Though we may think of hope as a vague feeling (“I hope things get better!”), if we dig deeper we find that effective hope is much more specific. Dimly hoping for things to get better usually doesn’t accomplish much. But hoping for things to get better in specific ways can be very powerful.
At each stage of his ordeal, Ismail had specific hopes that led him to take specific actions. Once his ordeal began, his hopes led directly to the overcoming of his suffering.

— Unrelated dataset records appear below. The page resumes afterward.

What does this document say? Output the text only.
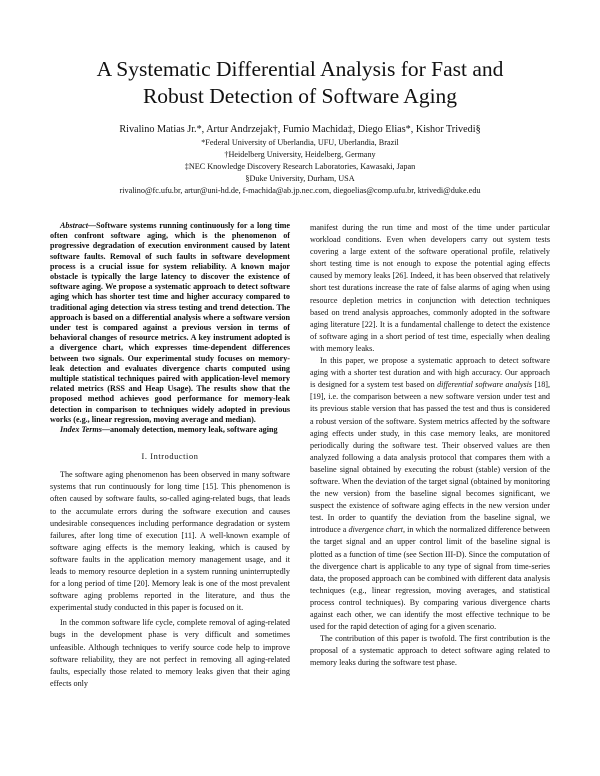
A Systematic Differential Analysis for Fast and
Robust Detection of Software Aging
Rivalino Matias Jr.*, Artur Andrzejak†, Fumio Machida‡, Diego Elias*, Kishor Trivedi§
*Federal University of Uberlandia, UFU, Uberlandia, Brazil
†Heidelberg University, Heidelberg, Germany
‡NEC Knowledge Discovery Research Laboratories, Kawasaki, Japan
§Duke University, Durham, USA
rivalino@fc.ufu.br, artur@uni-hd.de, f-machida@ab.jp.nec.com, diegoelias@comp.ufu.br, ktrivedi@duke.edu

Abstract—Software systems running continuously for a long time often confront software aging, which is the phenomenon of progressive degradation of execution environment caused by latent software faults. Removal of such faults in software development process is a crucial issue for system reliability. A known major obstacle is typically the large latency to discover the existence of software aging. We propose a systematic approach to detect software aging which has shorter test time and higher accuracy compared to traditional aging detection via stress testing and trend detection. The approach is based on a differential analysis where a software version under test is compared against a previous version in terms of behavioral changes of resource metrics. A key instrument adopted is a divergence chart, which expresses time-dependent differences between two signals. Our experimental study focuses on memory-leak detection and evaluates divergence charts computed using multiple statistical techniques paired with application-level memory related metrics (RSS and Heap Usage). The results show that the proposed method achieves good performance for memory-leak detection in comparison to techniques widely adopted in previous works (e.g., linear regression, moving average and median).

Index Terms—anomaly detection, memory leak, software aging

I. Introduction

The software aging phenomenon has been observed in many software systems that run continuously for long time [15]. This phenomenon is often caused by software faults, so-called aging-related bugs, that leads to the accumulate errors during the software execution and causes undesirable consequences including performance degradation or system failures, after long time of execution [11]. A well-known example of software aging effects is the memory leaking, which is caused by software faults in the application memory management usage, and it leads to memory resource depletion in a system running uninterruptedly for a long period of time [20]. Memory leak is one of the most prevalent software aging problems reported in the literature, and thus the experimental study conducted in this paper is focused on it.

In the common software life cycle, complete removal of aging-related bugs in the development phase is very difficult and sometimes unfeasible. Although techniques to verify source code help to improve software reliability, they are not perfect in removing all aging-related faults, especially those related to memory leaks given that their aging effects only

manifest during the run time and most of the time under particular workload conditions. Even when developers carry out system tests covering a large extent of the software operational profile, relatively short testing time is not enough to expose the potential aging effects caused by memory leaks [26]. Indeed, it has been observed that relatively short test durations increase the rate of false alarms of aging when using resource depletion metrics in conjunction with detection techniques based on trend analysis approaches, commonly adopted in the software aging literature [22]. It is a fundamental challenge to detect the existence of software aging in a short period of test time, especially when dealing with memory leaks.

In this paper, we propose a systematic approach to detect software aging with a shorter test duration and with high accuracy. Our approach is designed for a system test based on differential software analysis [18], [19], i.e. the comparison between a new software version under test and its previous stable version that has passed the test and thus is considered a robust version of the software. System metrics affected by the software aging effects under study, in this case memory leaks, are monitored periodically during the software test. Their observed values are then analyzed following a data analysis protocol that compares them with a baseline signal obtained by executing the robust (stable) version of the software. When the deviation of the target signal (obtained by monitoring the new version) from the baseline signal becomes significant, we suspect the existence of software aging effects in the new version under test. In order to quantify the deviation from the baseline signal, we introduce a divergence chart, in which the normalized difference between the target signal and an upper control limit of the baseline signal is plotted as a function of time (see Section III-D). Since the computation of the divergence chart is applicable to any type of signal from time-series data, the proposed approach can be combined with different data analysis techniques (e.g., linear regression, moving averages, and statistical process control techniques). By comparing various divergence charts against each other, we can identify the most effective technique to be used for the rapid detection of aging for a given scenario.

The contribution of this paper is twofold. The first contribution is the proposal of a systematic approach to detect software aging related to memory leaks during the software test phase.
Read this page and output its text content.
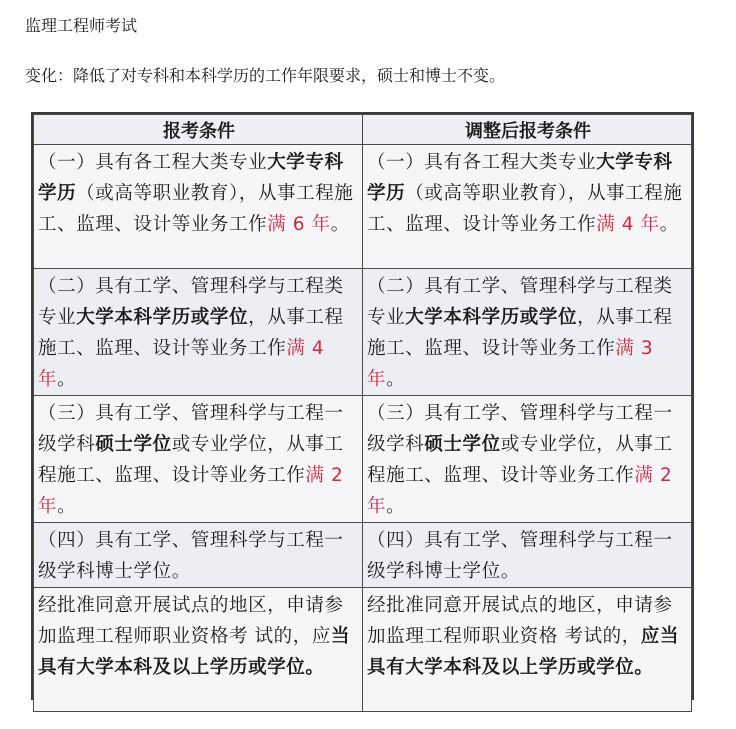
监理工程师考试
变化：降低了对专科和本科学历的工作年限要求，硕士和博士不变。
报考条件	调整后报考条件
（一）具有各工程大类专业大学专科学历（或高等职业教育），从事工程施工、监理、设计等业务工作满 6 年。	（一）具有各工程大类专业大学专科学历（或高等职业教育），从事工程施工、监理、设计等业务工作满 4 年。
（二）具有工学、管理科学与工程类专业大学本科学历或学位，从事工程施工、监理、设计等业务工作满 4 年。	（二）具有工学、管理科学与工程类专业大学本科学历或学位，从事工程施工、监理、设计等业务工作满 3 年。
（三）具有工学、管理科学与工程一级学科硕士学位或专业学位，从事工程施工、监理、设计等业务工作满 2 年。	（三）具有工学、管理科学与工程一级学科硕士学位或专业学位，从事工程施工、监理、设计等业务工作满 2 年。
（四）具有工学、管理科学与工程一级学科博士学位。	（四）具有工学、管理科学与工程一级学科博士学位。
经批准同意开展试点的地区，申请参加监理工程师职业资格考 试的，应当具有大学本科及以上学历或学位。	经批准同意开展试点的地区，申请参加监理工程师职业资格 考试的，应当具有大学本科及以上学历或学位。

- When Al-Shabaab first tried to recruit him, Ismail said “no” because he hoped for a better life than what the terrorist organization who murdered his uncle could offer him. He wanted to go to school and get an education.
- After Al-Shabaab captured and maimed him, he hoped for escape. This led him to look for opportunities to get away. Eventually the opportunity presented itself, and he did escape.
- After his escape, he hoped to gain safety and new opportunity by emigrating to a distant country where Al-Shabaab could no longer harm him. He expressed that hope to a Western reporter, which led to his gaining asylum in Norway.
Though Al-Shabaab tried to destroy his early hopes of gaining an education and moving on to a better life, they could not break his spirit. In the midst of his suffering, Ismail maintained hope. It was not just a vague hope that things would get better. It was a clear hope for specific things that would make his life better in definite ways.
Hope is not just an emotion or a feeling. Hope is a direction that we face. Yes, it is a positive attitude of mind. But more than that, it is a call to specific action based on increasingly clear beliefs about the kind of life we want to live compared to the life of pain, suffering, and struggle that we are experiencing in the moment.
Ismail was a young man when this happened to him. He will experience other hardships, struggle, and suffering during the course of his life. Our hope for him is that wherever he is now, he will continue to have specific hopes that will carry him forward through each experience and every stage of his life.
And our hope for you, dear reader, is the same.